Als Ex-DEL-Spieler und Meister hat er gesehen, dass einige Eislöwen zwar nicht das Niveau für die Top-Liga haben: "Aber sie müssen nicht unbedingt schlecht in der DEL2 sein. Die Grundidee ist, dass wir jünger und schneller werden, mehr Gier, Bissigkeit haben. Nur mit der feinen Klinke wird's schwer."
Er hat "ein Puzzle vor Augen", will "ein schönes Gesamtbild hinbekommen" und auch über mögliche neue Rollen mit den Betreffenden reden.

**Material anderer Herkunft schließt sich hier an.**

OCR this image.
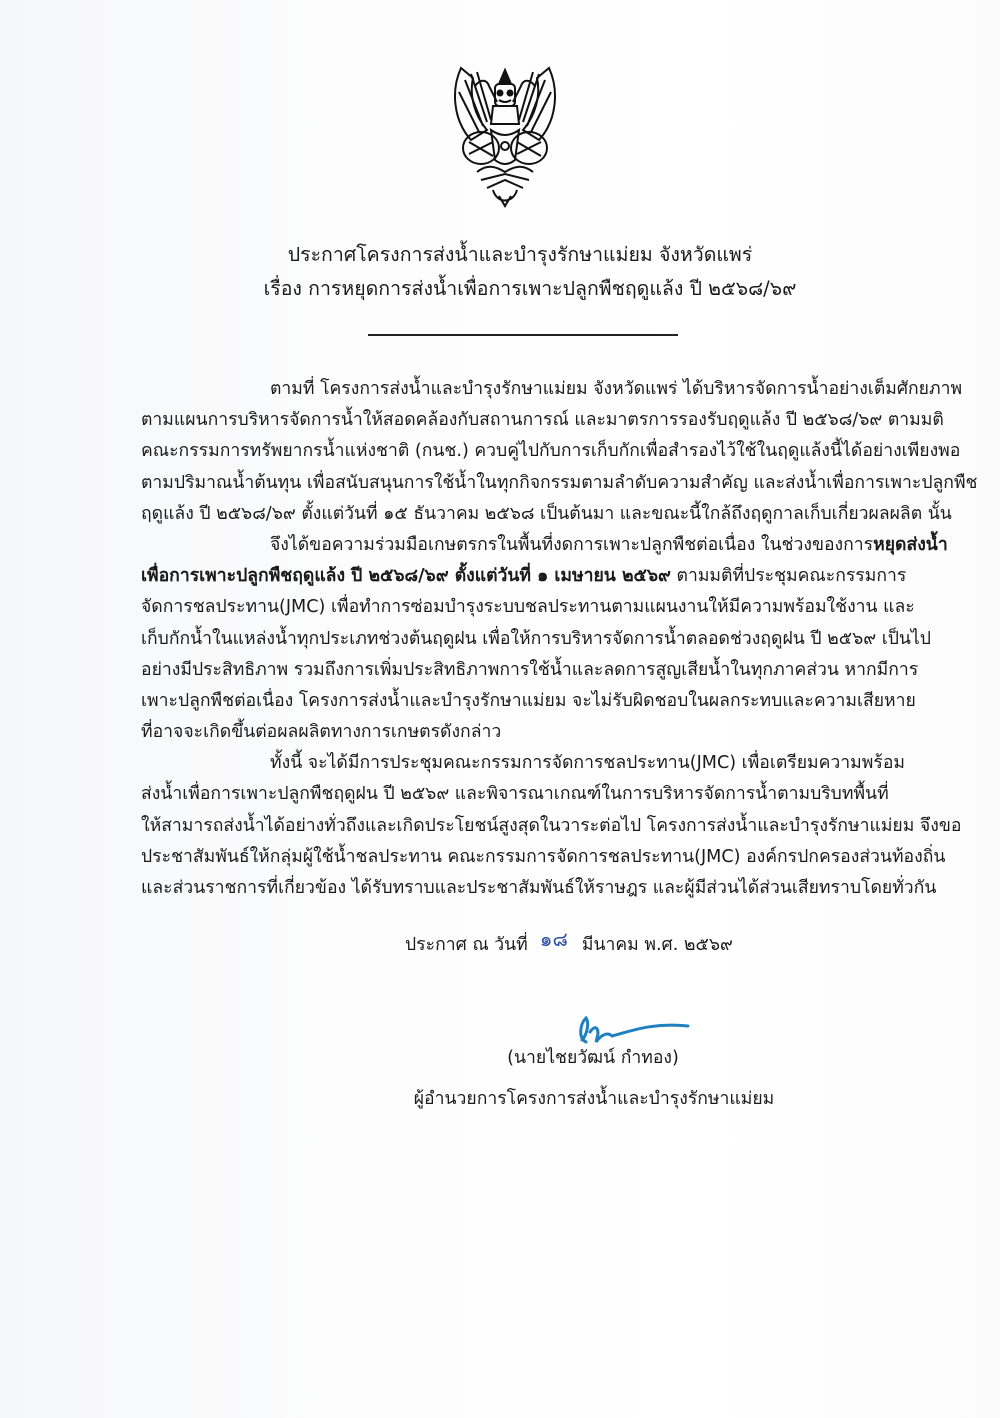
ประกาศโครงการส่งน้ำและบำรุงรักษาแม่ยม จังหวัดแพร่
เรื่อง การหยุดการส่งน้ำเพื่อการเพาะปลูกพืชฤดูแล้ง ปี ๒๕๖๘/๖๙
ตามที่ โครงการส่งน้ำและบำรุงรักษาแม่ยม จังหวัดแพร่ ได้บริหารจัดการน้ำอย่างเต็มศักยภาพ
ตามแผนการบริหารจัดการน้ำให้สอดคล้องกับสถานการณ์ และมาตรการรองรับฤดูแล้ง ปี ๒๕๖๘/๖๙ ตามมติ
คณะกรรมการทรัพยากรน้ำแห่งชาติ (กนช.) ควบคู่ไปกับการเก็บกักเพื่อสำรองไว้ใช้ในฤดูแล้งนี้ได้อย่างเพียงพอ
ตามปริมาณน้ำต้นทุน เพื่อสนับสนุนการใช้น้ำในทุกกิจกรรมตามลำดับความสำคัญ และส่งน้ำเพื่อการเพาะปลูกพืช
ฤดูแล้ง ปี ๒๕๖๘/๖๙ ตั้งแต่วันที่ ๑๕ ธันวาคม ๒๕๖๘ เป็นต้นมา และขณะนี้ใกล้ถึงฤดูกาลเก็บเกี่ยวผลผลิต นั้น
จึงได้ขอความร่วมมือเกษตรกรในพื้นที่งดการเพาะปลูกพืชต่อเนื่อง ในช่วงของการหยุดส่งน้ำ
เพื่อการเพาะปลูกพืชฤดูแล้ง ปี ๒๕๖๘/๖๙ ตั้งแต่วันที่ ๑ เมษายน ๒๕๖๙ ตามมติที่ประชุมคณะกรรมการ
จัดการชลประทาน(JMC) เพื่อทำการซ่อมบำรุงระบบชลประทานตามแผนงานให้มีความพร้อมใช้งาน และ
เก็บกักน้ำในแหล่งน้ำทุกประเภทช่วงต้นฤดูฝน เพื่อให้การบริหารจัดการน้ำตลอดช่วงฤดูฝน ปี ๒๕๖๙ เป็นไป
อย่างมีประสิทธิภาพ รวมถึงการเพิ่มประสิทธิภาพการใช้น้ำและลดการสูญเสียน้ำในทุกภาคส่วน หากมีการ
เพาะปลูกพืชต่อเนื่อง โครงการส่งน้ำและบำรุงรักษาแม่ยม จะไม่รับผิดชอบในผลกระทบและความเสียหาย
ที่อาจจะเกิดขึ้นต่อผลผลิตทางการเกษตรดังกล่าว
ทั้งนี้ จะได้มีการประชุมคณะกรรมการจัดการชลประทาน(JMC) เพื่อเตรียมความพร้อม
ส่งน้ำเพื่อการเพาะปลูกพืชฤดูฝน ปี ๒๕๖๙ และพิจารณาเกณฑ์ในการบริหารจัดการน้ำตามบริบทพื้นที่
ให้สามารถส่งน้ำได้อย่างทั่วถึงและเกิดประโยชน์สูงสุดในวาระต่อไป โครงการส่งน้ำและบำรุงรักษาแม่ยม จึงขอ
ประชาสัมพันธ์ให้กลุ่มผู้ใช้น้ำชลประทาน คณะกรรมการจัดการชลประทาน(JMC) องค์กรปกครองส่วนท้องถิ่น
และส่วนราชการที่เกี่ยวข้อง ได้รับทราบและประชาสัมพันธ์ให้ราษฎร และผู้มีส่วนได้ส่วนเสียทราบโดยทั่วกัน
ประกาศ ณ วันที่ ๑๘ มีนาคม พ.ศ. ๒๕๖๙
(นายไชยวัฒน์ กำทอง)
ผู้อำนวยการโครงการส่งน้ำและบำรุงรักษาแม่ยม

Davor sollte Baxmann die Trainer-Frage geklärt haben. Coach Gerry Fleming (58) hat nur einen Vertrag beim Klassenerhalt. Bleibt er? "Wir werden Gespräche führen: Wie ist seine Sicht? Dann müssen wir eine Entscheidung treffen."
Der Sportdirektor will als Neuerung einen Torwart-Trainer einstellen. Ob es künftig einen oder zwei Co-Trainer gibt, steht nicht fest. Petteri Kilpivaara (40) bleibt für die Athletik zuständig. Am Ende heißt das Ziel: Wiederaufstieg! Der Etat soll bei sieben Millionen Euro liegen.